Just for curiosity’s sake, since gmatch was only slightly slower, is there any benefit to using gsub instead? I wouldn’t think so but you might as well try it since we’re looking.
local Str = "Hello World!"
local Frequency = {}
Str:gsub(".", function(c) Frequency[c] = (Frequency[c] or 0) + 1 end)
My goodness, it’s running at 16 million characters per second (above my theoretical maximum of 7 million) I would of thought that since it’s calling the function very often it would be slower but apparently not.

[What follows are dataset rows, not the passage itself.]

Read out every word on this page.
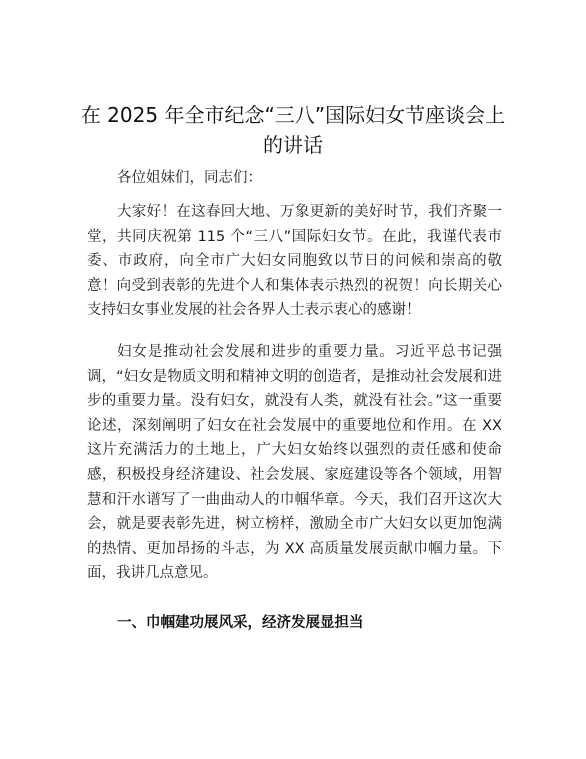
在 2025 年全市纪念“三八”国际妇女节座谈会上的讲话

各位姐妹们，同志们：

大家好！在这春回大地、万象更新的美好时节，我们齐聚一堂，共同庆祝第 115 个“三八”国际妇女节。在此，我谨代表市委、市政府，向全市广大妇女同胞致以节日的问候和崇高的敬意！向受到表彰的先进个人和集体表示热烈的祝贺！向长期关心支持妇女事业发展的社会各界人士表示衷心的感谢！

妇女是推动社会发展和进步的重要力量。习近平总书记强调，“妇女是物质文明和精神文明的创造者，是推动社会发展和进步的重要力量。没有妇女，就没有人类，就没有社会。”这一重要论述，深刻阐明了妇女在社会发展中的重要地位和作用。在 XX 这片充满活力的土地上，广大妇女始终以强烈的责任感和使命感，积极投身经济建设、社会发展、家庭建设等各个领域，用智慧和汗水谱写了一曲曲动人的巾帼华章。今天，我们召开这次大会，就是要表彰先进，树立榜样，激励全市广大妇女以更加饱满的热情、更加昂扬的斗志，为 XX 高质量发展贡献巾帼力量。下面，我讲几点意见。

一、巾帼建功展风采，经济发展显担当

Glad to have helped! Here’s another idea I found while digging around if you want to give it a go as well. It’s supposed to be faster than substring.
local input = "Hello World!"
local frequency = {}
for i = 1, #input do
local byte = string.byte(input, i)
frequency[byte] = (frequency[byte] or 0) + 1
end
local Cache = {["."] = {}}
for Charcter = 0, 255 do
Cache["."][Charcter+1] = string.char(Charcter)
end
function GetCharactersFromSet(CharSet: string)
local Characters = {}
for _, C in ipairs(Cache["."]) do
if string.match(C, CharSet) then
Characters[#Characters + 1] = C
end
end
Cache[CharSet] = Characters
return Characters
end
function Random(Length: number?, CharSet: string?)
local Length = ((Length and Length > 0 and Length) or 20)
local CharSet = ((CharSet and CharSet ~= "" and CharSet) or "[%w]")
local CharPattern = (Cache[CharSet] or GetCharactersFromSet(CharSet))
local MaxRange = #CharPattern
local Randomized = ("")
for _ = 1, Length do
Randomized ..= CharPattern[math.random(1, MaxRange)]
end
return Randomized
end
------------------------------------------------------------------------------------------------|
function Benchmark(func, times, ...)
local Start = os.clock()
for _ = 1, (times or 1) do
func(...)
end
local End = os.clock()
return End - Start
end
local Str = Random(10000):rep(1600)
function GMatch()
local Frequency = {}
for Character in string.gmatch(Str, ".") do
if Frequency[Character] then
Frequency[Character] += 1
else
Frequency[Character] = 1
end
end
end
function Split()
local Frequency = {}
for Character in string.split(Str, "") do
if Frequency[Character] then
Frequency[Character] += 1
else
Frequency[Character] = 1
end
end
end
function Sub()
local Frequency = {}
for i = 1, #Str do
local Char = string.sub(Str, i, i)
Frequency[Char] = (Frequency[Char] or 0) + 1
end
end
function GSub()
local Frequency = {}
Str:gsub(".", function(c) Frequency[c] = (Frequency[c] or 0) + 1 end)
end
function Byte()
local Frequency = {}
for i = 1, #Str do
local byte = string.byte(Str, i, i)
Frequency[byte] = (Frequency[byte] or 0) + 1
end
end
warn(string.format("Split - Elapsed time: %.4f seconds", Benchmark(Split)))
task.wait(1)
warn(string.format("GMatch - Elapsed time: %.4f seconds", Benchmark(GMatch)))
task.wait(1)
warn(string.format("Sub - Elapsed time: %.4f seconds", Benchmark(Sub)))
task.wait(1)
warn(string.format("GSub - Elapsed time: %.4f seconds", Benchmark(GSub)))
task.wait(1)
warn(string.format("Byte - Elapsed time: %.4f seconds", Benchmark(Byte)))
Very interesting, I tried a few things and I still get the same results as you. I am still going to use gsub for what I am doing though because it’s working faster.